A critical security loophole was found on the website of the Registry of Public Websites and Applications which belongs to the Ministry of Digital Government and has 585 registered websites and 36 registered applications.
Two Greek researchers, Dimitris Hatzidimitris and Anastasis Vassiliadis, managed to identify a security loophole on the website of the Ministry of Digital Government, and more specifically in the Register of Public Websites and Applications which allowed them to perform the SQL injection technique and gain access to part of the organization's database.
According to the Greek investigators, the organization was notified in time for the security gap, but to date, it has not made any repairs.
The vulnerability is SQL injection type and the specific weakness:
- Parameter: orgID (GET)
- Type: time-based blind
- Title: MySQL> = 5.0.12 AND time-based blind (query SLEEP)
"This vulnerability has given us access to the database of the register of public websites and applications. "After that, we did not proceed below with a possible access to the server beyond the base, since we had already confirmed the weakness in the security of the website", the researchers typically state.
Here is a screenshot from the database.
We notice that the tables contain sensitive user data such as names and passwords.
with contents such as:
The exact information and the weakness used by the researchers remain at the disposal of those directly interested, by the researchers themselves but also by SecNews. We do not disclose the exact extent of the failure so that it is not exploited by malicious users or attacking hackers from third countries.
Information about vulnerabilities discovered in organizations is considered extremely necessary (especially when they are on high-traffic websites and contain sensitive user data), and for us at SecNews they are an immediate priority.
We hope that in this way, that is, the immediate exposure of any vulnerability, and not its 'hood,' we are contributing to a safer Internet.
Register of Public Websites & Applications
The Register of Public Websites and Applications belongs to the Ministry of Digital Government, has 585 registered websites and 36 registered applications.
According to a relevant law, the maintenance of the "Register of Public Websites and Applications" (ΜΗ.Δ.ΙΣ.ΕΦ.), which includes all websites and applications for mobile devices of public bodies that comply with the statutory requirements accessibility. (ΜΗ.Δ.ΙΣ.ΕΦ.) is kept in the Department of Accessibility and Social Affairs, of the Directorate of Digital Strategy, of the General Directorate of Digital Governance, of the Ministry of Digital Governance
The ΜΗ.Δ.ΙΣ.ΕΦ. plays an important role in complying with EU and national law. It also contributes to the fulfillment of the obligation to consolidate the mechanism that will facilitate the communication of citizens with public sector bodies regarding issues of accessibility of websites and applications for mobile devices and the undertaking of appropriate actions by public sector bodies within specific deadline.
SQL injection attack
SQL injection is a code injection technique that allows an attacker to "run" SQL statements against a target server. A successful SQL injection attack allows the execution of any query on the target database, which means the ability to collect important information, such as passwords, usernames, emails, credit card numbers, etc.
These attacks take advantage of vulnerabilities in web applications that communicate with backend servers, where databases are stored. The abbreviation SQL comes from the words Structured Query Language (Structured Query Language). It is a programming language used to add, manipulate and retrieve data in a SQL database. Attackers can easily find out, with a few simple commands, if a page is vulnerable to SQL injection vulnerability. If they are, then they will be able to steal data, destroy it, and even become database server administrators.
- The most important precaution, perhaps, is proper design, good construction and constant monitoring of the database, so that it is not vulnerable to this attack.
- Restricting server configuration data: Restricting access to the wrong parameters can reduce the likelihood of an attack on the target server. Although it does not offer 100% security, it is a first step security around databases.

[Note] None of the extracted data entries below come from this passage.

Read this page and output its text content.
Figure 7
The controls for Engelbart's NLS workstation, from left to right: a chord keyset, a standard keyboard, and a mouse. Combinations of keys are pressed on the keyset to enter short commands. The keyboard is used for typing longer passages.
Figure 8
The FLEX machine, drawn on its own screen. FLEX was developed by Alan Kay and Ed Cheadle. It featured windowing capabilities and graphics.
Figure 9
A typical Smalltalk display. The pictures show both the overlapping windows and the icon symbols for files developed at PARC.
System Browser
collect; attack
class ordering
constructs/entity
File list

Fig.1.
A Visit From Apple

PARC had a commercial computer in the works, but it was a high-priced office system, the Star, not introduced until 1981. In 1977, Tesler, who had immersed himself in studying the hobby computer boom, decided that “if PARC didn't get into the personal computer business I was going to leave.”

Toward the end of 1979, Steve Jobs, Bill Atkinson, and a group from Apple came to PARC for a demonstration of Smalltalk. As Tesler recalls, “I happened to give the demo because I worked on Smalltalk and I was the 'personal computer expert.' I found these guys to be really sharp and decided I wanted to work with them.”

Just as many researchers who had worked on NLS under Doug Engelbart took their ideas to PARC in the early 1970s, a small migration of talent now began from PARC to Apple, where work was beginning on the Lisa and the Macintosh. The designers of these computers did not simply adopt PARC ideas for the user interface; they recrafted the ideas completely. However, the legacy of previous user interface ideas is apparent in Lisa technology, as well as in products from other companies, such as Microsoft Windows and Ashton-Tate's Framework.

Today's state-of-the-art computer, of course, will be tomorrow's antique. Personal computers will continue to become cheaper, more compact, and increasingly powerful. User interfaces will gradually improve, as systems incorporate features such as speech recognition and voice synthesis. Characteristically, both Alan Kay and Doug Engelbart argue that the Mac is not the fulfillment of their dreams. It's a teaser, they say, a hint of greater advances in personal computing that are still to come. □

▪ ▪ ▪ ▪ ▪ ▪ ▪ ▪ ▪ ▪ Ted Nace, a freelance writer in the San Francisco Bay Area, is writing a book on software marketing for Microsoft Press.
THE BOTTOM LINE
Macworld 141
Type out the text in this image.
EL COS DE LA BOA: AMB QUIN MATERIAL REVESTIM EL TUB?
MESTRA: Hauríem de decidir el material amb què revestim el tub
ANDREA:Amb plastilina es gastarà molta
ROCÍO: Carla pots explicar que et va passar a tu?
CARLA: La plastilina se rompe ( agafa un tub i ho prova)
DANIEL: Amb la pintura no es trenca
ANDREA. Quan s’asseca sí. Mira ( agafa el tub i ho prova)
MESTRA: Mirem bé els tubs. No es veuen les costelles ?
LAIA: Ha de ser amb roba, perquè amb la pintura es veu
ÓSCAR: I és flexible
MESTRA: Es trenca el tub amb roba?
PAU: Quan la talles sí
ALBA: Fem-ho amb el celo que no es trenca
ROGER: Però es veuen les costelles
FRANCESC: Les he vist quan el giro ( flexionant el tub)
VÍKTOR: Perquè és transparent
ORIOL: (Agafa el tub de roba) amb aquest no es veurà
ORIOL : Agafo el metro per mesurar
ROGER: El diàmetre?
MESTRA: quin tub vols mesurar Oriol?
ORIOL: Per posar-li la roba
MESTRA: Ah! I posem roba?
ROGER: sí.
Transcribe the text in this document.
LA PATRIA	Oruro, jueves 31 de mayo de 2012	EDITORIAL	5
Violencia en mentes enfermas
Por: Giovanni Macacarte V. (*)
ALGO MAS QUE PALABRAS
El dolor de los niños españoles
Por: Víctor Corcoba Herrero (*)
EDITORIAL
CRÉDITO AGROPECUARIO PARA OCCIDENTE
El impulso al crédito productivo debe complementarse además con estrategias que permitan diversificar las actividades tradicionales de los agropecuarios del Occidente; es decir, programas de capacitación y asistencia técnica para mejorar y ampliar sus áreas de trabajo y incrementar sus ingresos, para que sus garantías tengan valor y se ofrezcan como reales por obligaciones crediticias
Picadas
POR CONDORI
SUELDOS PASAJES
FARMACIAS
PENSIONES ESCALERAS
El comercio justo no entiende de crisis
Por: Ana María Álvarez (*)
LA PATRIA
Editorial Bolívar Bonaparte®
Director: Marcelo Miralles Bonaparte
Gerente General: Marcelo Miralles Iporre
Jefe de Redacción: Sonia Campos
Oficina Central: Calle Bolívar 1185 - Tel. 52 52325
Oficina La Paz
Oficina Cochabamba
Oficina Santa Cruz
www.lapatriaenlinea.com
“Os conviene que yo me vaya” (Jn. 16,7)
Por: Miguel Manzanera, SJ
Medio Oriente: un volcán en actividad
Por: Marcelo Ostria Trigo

- Good knowledge of all SQL Servers on the network by administrators: First, administrators need to know how many SQL servers are on the network. This process may not be as simple as it seems, as most servers run on dynamic TCP ports and usually these servers only work when the user "needs" them. Therefore, some servers may not be active. SQL Ping, SQL scan and more specialized software could be used to find all SQL Servers.
- Continuous updates. Software companies often release updates to fix potential vulnerabilities. Therefore, organizations must take care to update the applications, software and generally the systems they use, in order to stay safe.
- Enable and configure Web application firewall.
- Blocking access to specific server ports by unknown users: It does not offer absolute security, especially in SQL injection attacks, but it is an important security measure for the entire network of a company or organization. For example, closing UDP Port 1434 [this port is used to map Microsoft SQL databases] and all the TCP ports that SQL Server "listens to" can enhance security.
- Adoption of strong admin-passwords. Using a strong password can prevent brute force, SQL injection and many other attacks. It is also suggested to change them frequently.